Schumer seeks law to combat drug abuse

Richard Tedesco

In a press conference at North Shore-LIJ’s Zucker Hillside Hospital on Monday, Sen. Charles Schumer (D-N.Y.) called for passage of federal legislation to more closely control prescription of hydrocodone to combat what he called “the scourge of drug abuse in prescription drugs.”

Describing hydrocodone as a “gateway” to heroin use, he said there were 27 cases of prescription painkiller deaths on Long Island in 2012, seven of those deaths in Nassau County. He said deaths on Long Island related to heroin overdoses increased 83 percent from 2010 to 2012. In 2012, 110 people died from a heroin overdose; 83 of those people were in Suffolk County and 27 people in Nassau County. He said heroin-related arrests in in Nassau County nearly doubled between 2011 and 2012, from 228 to 427.

“Heroin drug use had increased and the increase has come from the use of prescription drub abuse,” Schumer said.

He said the cost of heroin is now lower than the cost of Vicodin and other forms of hydrocodone, so people who become addicted to hydrocodone “gradually shift” to heroin use. 

Schumer advocated enactment of his bipartisan plan he is cosponsoring, the Safe Prescribing Act of 2013, to reclassify hydrocodone as a Schedule II controlled substance, requiring a written or electronic prescription signed by a doctor. Schumer is cosponsoring the legislation with Sen. Joe Manchin (D-W.Va.) and Sen. Mark Kirk (R-Ill.). 

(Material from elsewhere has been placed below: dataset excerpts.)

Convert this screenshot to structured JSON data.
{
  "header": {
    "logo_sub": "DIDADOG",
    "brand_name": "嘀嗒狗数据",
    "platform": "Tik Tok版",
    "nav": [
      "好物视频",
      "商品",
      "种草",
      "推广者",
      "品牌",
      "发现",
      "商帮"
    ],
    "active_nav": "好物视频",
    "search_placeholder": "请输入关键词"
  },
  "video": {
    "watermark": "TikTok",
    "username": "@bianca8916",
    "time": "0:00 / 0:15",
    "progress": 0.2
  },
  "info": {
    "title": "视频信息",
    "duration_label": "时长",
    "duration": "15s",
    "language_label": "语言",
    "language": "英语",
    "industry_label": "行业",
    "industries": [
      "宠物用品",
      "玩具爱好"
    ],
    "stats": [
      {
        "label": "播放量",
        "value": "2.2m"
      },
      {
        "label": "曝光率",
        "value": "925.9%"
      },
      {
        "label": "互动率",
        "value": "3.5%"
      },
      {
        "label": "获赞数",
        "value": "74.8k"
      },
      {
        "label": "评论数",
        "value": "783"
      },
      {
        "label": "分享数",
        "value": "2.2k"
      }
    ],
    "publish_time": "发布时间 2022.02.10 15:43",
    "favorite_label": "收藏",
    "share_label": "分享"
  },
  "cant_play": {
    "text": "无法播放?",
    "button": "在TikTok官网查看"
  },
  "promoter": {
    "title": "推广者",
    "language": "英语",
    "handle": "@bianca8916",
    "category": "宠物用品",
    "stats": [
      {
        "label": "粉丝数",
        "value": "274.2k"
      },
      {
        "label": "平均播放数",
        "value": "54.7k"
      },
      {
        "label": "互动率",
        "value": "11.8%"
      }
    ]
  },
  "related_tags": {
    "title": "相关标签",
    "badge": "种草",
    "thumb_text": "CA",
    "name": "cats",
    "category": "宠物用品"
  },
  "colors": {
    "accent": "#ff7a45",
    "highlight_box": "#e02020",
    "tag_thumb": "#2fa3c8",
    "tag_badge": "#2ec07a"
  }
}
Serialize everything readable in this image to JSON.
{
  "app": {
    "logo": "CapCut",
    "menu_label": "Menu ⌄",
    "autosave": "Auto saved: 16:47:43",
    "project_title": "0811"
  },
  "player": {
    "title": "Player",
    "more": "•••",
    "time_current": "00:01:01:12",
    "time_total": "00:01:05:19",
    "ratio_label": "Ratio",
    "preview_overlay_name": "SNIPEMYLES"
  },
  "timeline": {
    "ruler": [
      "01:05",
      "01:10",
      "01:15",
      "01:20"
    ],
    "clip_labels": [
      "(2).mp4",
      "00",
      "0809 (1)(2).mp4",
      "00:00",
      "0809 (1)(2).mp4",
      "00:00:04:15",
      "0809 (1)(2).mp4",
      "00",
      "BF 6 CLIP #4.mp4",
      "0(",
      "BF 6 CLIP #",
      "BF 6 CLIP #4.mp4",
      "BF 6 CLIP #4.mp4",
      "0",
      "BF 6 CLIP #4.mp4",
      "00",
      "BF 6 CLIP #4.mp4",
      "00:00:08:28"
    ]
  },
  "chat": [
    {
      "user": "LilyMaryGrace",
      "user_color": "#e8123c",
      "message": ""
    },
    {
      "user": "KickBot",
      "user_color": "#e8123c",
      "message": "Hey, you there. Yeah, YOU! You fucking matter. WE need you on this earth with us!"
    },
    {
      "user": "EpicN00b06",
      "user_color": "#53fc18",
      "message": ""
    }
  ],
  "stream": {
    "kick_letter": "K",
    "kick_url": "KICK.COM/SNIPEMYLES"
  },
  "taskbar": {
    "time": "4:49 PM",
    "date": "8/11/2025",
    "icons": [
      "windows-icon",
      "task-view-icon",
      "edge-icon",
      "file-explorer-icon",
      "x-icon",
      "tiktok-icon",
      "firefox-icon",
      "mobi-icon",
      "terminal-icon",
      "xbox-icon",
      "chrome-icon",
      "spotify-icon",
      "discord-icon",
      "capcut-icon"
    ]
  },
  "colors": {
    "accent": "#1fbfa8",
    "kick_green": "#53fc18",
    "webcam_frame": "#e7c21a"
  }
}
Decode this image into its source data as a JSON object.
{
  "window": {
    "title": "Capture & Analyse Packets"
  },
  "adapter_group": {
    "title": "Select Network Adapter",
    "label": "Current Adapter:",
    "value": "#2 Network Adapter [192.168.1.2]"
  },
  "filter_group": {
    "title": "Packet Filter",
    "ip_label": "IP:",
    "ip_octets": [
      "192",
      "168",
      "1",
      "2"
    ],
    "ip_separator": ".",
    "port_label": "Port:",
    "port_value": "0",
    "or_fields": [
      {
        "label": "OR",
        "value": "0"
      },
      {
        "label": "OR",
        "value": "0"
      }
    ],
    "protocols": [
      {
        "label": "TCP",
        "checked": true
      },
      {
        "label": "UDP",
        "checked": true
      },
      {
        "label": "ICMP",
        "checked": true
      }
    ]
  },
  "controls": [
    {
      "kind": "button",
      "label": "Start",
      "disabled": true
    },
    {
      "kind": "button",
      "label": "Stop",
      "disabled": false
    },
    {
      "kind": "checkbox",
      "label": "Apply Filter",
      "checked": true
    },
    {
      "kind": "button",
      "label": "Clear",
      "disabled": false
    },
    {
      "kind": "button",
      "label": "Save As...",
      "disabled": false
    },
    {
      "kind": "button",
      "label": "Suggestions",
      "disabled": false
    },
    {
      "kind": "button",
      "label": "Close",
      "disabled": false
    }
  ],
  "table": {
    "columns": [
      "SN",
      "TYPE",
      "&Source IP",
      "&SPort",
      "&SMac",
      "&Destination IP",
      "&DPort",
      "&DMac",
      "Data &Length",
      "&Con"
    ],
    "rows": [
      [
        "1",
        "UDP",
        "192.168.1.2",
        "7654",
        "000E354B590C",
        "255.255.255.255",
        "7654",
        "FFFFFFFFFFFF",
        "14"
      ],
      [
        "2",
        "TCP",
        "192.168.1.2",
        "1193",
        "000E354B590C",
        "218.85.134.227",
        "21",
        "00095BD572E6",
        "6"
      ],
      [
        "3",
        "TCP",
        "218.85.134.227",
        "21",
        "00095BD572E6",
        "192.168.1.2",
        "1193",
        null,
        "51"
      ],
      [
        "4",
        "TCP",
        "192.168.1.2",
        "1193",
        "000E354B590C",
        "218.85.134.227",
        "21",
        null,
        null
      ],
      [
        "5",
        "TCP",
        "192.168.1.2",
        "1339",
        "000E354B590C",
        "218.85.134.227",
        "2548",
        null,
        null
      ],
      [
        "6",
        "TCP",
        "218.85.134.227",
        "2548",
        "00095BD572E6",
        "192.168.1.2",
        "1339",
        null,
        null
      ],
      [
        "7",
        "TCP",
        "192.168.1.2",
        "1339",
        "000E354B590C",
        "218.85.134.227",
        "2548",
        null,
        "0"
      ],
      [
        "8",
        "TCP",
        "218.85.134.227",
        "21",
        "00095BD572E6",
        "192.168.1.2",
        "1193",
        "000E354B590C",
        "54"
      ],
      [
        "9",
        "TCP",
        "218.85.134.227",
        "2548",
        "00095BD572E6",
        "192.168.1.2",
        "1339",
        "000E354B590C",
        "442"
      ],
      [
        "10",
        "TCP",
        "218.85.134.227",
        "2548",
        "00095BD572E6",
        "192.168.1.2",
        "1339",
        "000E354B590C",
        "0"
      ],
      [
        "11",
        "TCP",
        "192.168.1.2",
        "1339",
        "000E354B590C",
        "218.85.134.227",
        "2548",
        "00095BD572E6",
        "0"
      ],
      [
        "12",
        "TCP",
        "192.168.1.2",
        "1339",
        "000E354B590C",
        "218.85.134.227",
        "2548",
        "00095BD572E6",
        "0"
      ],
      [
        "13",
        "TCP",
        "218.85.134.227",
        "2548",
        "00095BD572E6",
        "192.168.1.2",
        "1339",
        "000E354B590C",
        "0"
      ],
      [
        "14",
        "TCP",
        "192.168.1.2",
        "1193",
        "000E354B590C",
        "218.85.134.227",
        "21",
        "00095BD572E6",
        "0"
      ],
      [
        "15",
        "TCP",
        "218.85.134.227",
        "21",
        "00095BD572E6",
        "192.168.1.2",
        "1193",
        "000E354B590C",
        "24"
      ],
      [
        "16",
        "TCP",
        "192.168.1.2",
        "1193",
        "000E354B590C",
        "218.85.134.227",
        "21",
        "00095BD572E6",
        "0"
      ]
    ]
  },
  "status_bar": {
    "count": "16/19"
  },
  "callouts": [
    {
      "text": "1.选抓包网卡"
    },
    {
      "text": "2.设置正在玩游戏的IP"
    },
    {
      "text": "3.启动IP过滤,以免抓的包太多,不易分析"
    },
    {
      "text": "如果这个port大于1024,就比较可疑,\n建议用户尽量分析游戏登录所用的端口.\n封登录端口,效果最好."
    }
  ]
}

Under the law, each hydrocodone prescription issued could not exceed a 30-day supply. Medical practitioners could issue a maximum of three prescriptions for the drug at once.

He said New York State already classifies hydrocodone as a Schedule II controlled substance, but federal legislation is needed to ensure that abusers or dealers can’t obtain the drug from neighboring states.

“The problem is it’s overprescribed both in the number of prescriptions and the number of pills,” Schumer said.

He said when his wife recently received a hydrocodone prescription following a wisdom tooth extraction, she only used three pills for the pain but had been given a prescription for 60 pills.

Schumer said the drug has sparked a “huge” black market with rings of drug thieves robbing pharmacies or running what he called “pill mills” to have single prescriptions for the drug filled out multiple times. He said he and fellow lawmakers are pressuring the Federal Drug Administration to prohibit production of generic forms of hydrocodone, which can be broken down into powder form and snorted or injected.

“It’s a crisis we’ve never experienced here before,” said Jeffrey Reynolds, executive director of the Long Island Coalition on Alcoholism and Drug Dependence.

He said the Long Island Coalition on Alcoholism and Drug Dependence was seeing 100 cases of hydrocodone addiction per month four years ago and is now seeing 700 cases each month. He said the federal legislation Schumer is proposing would improve the situation and “reduce the violence from this addiction.”

In 2011, a pharmacy robbery in Medford resulted in the deaths of four innocent people. A federal Alcohol, Tobacco and Firearms agent was killed a few months later when a Seaford pharmacy was robbed.

Bruce Goldman, director of substance abuse services at Zucker Hillside Hospital, said opiate abuse is the main reason people are currently seeking substance abuse treatment. Of 500 patients in treatment at the hospital for substance abuse, Goldman said 99 percent started by using prescription drugs.

“The fact that a drug precedes it is because it’s in medicine cabinets,” Goldman said.

Schumer expressed confidence in the chances for the bipartisan legislation to limit hydrocodone prescriptions to pass in the current Congressional session.

“I think it will have bipartisan support. Why wouldn’t you support it?” he said.